Donald Trump holds New Jersey rally to help Christie pay debt

LAWRENCEVILLE, New Jersey -- Donald Trump made his first appearance in New Jersey Thursday with a rally at the National Guard Armory in Lawrenceville to help a former opponent turned ally.

The line of Trump supporters started forming this afternoon outside the armory.

"He is a confident, successful businessman, self-made billionaire," said Vincent Caccia, Trump supporter. "He don't need anyone, and he is going to turn this country around."

The price of admission: $200 a person, $25 for students.

We asked those in attendance why they came, and it's evident there is a deep reservoir of faith in Trump and what he promises.

"Were here to support Donald Trump because he's the person that's going to fix our immigration system," said Juliana, Trump supporter. "Our grandmother came here from Bogota, Columbia, and she came legal way, not the way everyone else is coming, so he needs to fix it."

The money raised at the rally will go to retiring New Jersey Gov. Chris Christie's presidential campaign debt. After bowing out of the race, Christie was an early supporter of Trump.
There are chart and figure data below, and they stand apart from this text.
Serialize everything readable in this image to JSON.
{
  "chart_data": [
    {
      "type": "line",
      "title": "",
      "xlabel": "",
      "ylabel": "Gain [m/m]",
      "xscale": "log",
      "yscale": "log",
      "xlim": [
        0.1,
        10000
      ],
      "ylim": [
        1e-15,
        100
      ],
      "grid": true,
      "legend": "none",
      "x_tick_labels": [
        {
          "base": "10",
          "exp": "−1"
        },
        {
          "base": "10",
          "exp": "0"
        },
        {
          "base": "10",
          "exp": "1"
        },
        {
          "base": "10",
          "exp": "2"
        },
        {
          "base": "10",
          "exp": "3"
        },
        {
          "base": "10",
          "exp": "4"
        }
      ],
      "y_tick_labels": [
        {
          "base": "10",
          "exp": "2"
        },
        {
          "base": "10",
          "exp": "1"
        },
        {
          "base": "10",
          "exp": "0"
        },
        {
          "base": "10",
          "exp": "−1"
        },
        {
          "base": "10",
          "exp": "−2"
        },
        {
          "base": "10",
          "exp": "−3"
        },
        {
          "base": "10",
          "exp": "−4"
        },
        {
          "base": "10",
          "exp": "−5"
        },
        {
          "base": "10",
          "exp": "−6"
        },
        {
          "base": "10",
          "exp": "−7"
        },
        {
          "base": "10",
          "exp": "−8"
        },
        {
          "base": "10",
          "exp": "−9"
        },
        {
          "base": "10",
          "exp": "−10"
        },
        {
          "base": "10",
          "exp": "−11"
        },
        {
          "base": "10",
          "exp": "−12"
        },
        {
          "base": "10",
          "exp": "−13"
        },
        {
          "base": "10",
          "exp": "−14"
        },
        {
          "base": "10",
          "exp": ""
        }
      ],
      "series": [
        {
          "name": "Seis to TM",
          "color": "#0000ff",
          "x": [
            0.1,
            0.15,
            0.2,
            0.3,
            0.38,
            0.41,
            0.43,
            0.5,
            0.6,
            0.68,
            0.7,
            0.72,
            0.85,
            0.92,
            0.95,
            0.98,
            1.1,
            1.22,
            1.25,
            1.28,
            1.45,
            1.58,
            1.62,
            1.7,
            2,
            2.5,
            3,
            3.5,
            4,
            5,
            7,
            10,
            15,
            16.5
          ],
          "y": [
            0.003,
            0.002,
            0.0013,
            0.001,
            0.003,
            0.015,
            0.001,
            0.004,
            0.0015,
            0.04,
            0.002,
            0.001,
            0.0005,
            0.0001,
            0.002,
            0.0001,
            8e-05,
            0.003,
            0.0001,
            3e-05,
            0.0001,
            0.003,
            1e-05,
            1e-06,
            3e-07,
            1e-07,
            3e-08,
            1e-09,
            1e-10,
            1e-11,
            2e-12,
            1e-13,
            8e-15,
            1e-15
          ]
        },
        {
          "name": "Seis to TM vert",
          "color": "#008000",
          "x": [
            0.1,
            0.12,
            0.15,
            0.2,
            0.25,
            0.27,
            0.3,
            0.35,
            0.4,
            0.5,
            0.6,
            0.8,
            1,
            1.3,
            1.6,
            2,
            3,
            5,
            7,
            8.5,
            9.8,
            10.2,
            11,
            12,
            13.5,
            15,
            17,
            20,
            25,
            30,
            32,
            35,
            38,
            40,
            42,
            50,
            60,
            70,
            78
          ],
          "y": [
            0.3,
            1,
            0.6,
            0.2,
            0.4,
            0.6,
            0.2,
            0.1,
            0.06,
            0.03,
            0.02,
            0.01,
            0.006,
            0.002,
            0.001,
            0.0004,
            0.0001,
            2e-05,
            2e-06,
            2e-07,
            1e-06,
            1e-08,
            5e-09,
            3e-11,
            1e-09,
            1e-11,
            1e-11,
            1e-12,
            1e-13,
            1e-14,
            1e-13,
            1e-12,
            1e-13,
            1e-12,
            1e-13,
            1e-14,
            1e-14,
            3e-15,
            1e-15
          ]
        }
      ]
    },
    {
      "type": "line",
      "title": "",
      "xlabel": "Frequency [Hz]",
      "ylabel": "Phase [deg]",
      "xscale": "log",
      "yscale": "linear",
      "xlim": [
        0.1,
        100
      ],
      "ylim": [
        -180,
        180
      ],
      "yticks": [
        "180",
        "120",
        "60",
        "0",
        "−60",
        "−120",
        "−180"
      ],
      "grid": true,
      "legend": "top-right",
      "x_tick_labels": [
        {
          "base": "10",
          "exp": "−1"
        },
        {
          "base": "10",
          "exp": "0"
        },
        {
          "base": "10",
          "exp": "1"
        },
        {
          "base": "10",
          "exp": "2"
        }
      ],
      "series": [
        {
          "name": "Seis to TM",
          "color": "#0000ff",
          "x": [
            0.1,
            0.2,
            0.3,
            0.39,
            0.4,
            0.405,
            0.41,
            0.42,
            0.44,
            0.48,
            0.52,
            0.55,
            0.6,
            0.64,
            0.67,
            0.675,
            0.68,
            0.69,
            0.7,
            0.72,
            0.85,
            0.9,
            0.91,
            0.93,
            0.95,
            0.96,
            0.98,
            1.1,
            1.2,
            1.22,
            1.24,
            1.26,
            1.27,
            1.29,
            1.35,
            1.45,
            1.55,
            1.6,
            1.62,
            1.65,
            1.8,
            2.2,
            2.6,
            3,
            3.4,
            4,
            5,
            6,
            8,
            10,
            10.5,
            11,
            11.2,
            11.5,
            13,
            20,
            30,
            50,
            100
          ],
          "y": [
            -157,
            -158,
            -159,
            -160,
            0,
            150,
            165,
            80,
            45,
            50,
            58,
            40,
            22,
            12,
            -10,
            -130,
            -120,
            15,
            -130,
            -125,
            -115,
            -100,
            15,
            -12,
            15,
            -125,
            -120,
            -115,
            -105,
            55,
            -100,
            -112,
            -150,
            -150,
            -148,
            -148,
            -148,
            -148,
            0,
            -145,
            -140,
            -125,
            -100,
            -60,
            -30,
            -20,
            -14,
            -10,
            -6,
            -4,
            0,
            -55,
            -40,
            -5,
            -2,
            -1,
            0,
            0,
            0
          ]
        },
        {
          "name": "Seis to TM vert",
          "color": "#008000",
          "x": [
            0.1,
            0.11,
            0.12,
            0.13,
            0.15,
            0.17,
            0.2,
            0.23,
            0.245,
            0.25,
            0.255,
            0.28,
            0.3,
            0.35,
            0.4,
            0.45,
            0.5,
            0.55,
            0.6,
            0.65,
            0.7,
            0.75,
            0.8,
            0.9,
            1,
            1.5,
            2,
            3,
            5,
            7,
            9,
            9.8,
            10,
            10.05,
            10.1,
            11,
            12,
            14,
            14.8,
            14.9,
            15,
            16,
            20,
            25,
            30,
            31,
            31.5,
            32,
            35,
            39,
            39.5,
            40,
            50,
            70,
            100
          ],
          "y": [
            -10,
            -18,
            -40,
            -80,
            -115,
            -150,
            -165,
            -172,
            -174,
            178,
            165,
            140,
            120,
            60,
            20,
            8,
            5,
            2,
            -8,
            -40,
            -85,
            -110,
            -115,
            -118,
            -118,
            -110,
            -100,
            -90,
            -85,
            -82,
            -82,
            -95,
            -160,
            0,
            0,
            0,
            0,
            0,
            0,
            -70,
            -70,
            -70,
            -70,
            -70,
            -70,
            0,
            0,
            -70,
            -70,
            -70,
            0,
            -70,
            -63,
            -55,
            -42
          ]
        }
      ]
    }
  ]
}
Across the street, anti-Trump protesters gathered, with signs on the ground and up in the sky.

For them, there is no reservoir of faith for Trump or his promises.

"It gives me nightmares a lot. His policies are scary on Muslim immigration, Mexican immigration and anything that doesn't regard white men," said Michael Angeloni, Trump protester. "I just don't agree with any of his policies on anything like that."

Meantime, Hillary Clinton had some of her strongest words yet for presumptive Republican nominee Donald Trump, saying Thursday that he is "not qualified" to be president of the United States.

In an interview with CNN, the Democratic front-runner and likely nominee questioned Trump's ability to handle complex foreign policy challenges, decrying what she described as his "irresponsible, reckless, dangerous comments."

Clinton cited recent comments from Trump criticizing Great Britain, praising the leader of North Korea and questioning America's membership in the North Atlantic Treaty Organization, or NATO. She said she knows "how hard this job is" and added that she had "concluded he is not qualified to be president of the United States."

Trump responded Thursday on his website, saying Clinton "has bad judgement and is unfit to serve as President at this delicate and difficult time in our country's history."

Looking ahead to the general election, Clinton asserted that she "will be the nominee" for the Democratic party, noting her lead in delegates and votes over her Democratic opponent Bernie Sanders.

"That is already done in effect. There is no way that I won't be," said Clinton, who is 90 delegates short of clinching the nomination, though Sanders continues to win contests and has vowed to march on to the Democratic convention in July.

On divisions among Democrats, Clinton said she was committed to party unity, but argued that Sanders will also have to play a role in bringing Democrats together. She recalled that in 2008, after losing the primary to President Barack Obama, she endorsed him and campaigned for him.

"Whatever differences we may have, they pale in comparison to the Republican nominee," Clinton said.

Asked if she should reach out to Sanders to work things out, Clinton said: "I am absolutely committed to doing my part. But Sen. Sanders has to do his part."

She declined to say whether she'd consider Sanders for her running mate if she wins the nomination.

Sanders spokesman Michael Briggs disputed the suggestion that the primary race was over.

"In the past three weeks voters in Indiana, West Virginia and Oregon respectfully disagreed with Secretary Clinton," he said in a statement. "We expect voters in the remaining nine contests also will disagree. And with almost every national and state poll showing Sen. Sanders doing much, much better than Secretary Clinton against Donald Trump, it is clear that millions of Americans have growing doubts about the Clinton campaign."

Clinton said she was ready to take on Trump, but vowed to keep the conversation focused on issues and her record, rather than personal attacks.

"He can say whatever he wants to say," she said, later adding that if "you pick a fight with a bully, you know, you are going to be pulled down to their levels."

Clinton said she would not engage with Trump when he takes shots at her husband, former President Bill Clinton.

"No, I know that that's exactly what he's fishing for. I'm not going to be responding," Clinton said.

Clinton also spoke about the EgyptAir Flight 804, which crashed into the Mediterranean Sea early Thursday, saying it "does appear it was an act of terrorism" and it "shines a very bright light on the threat that we face."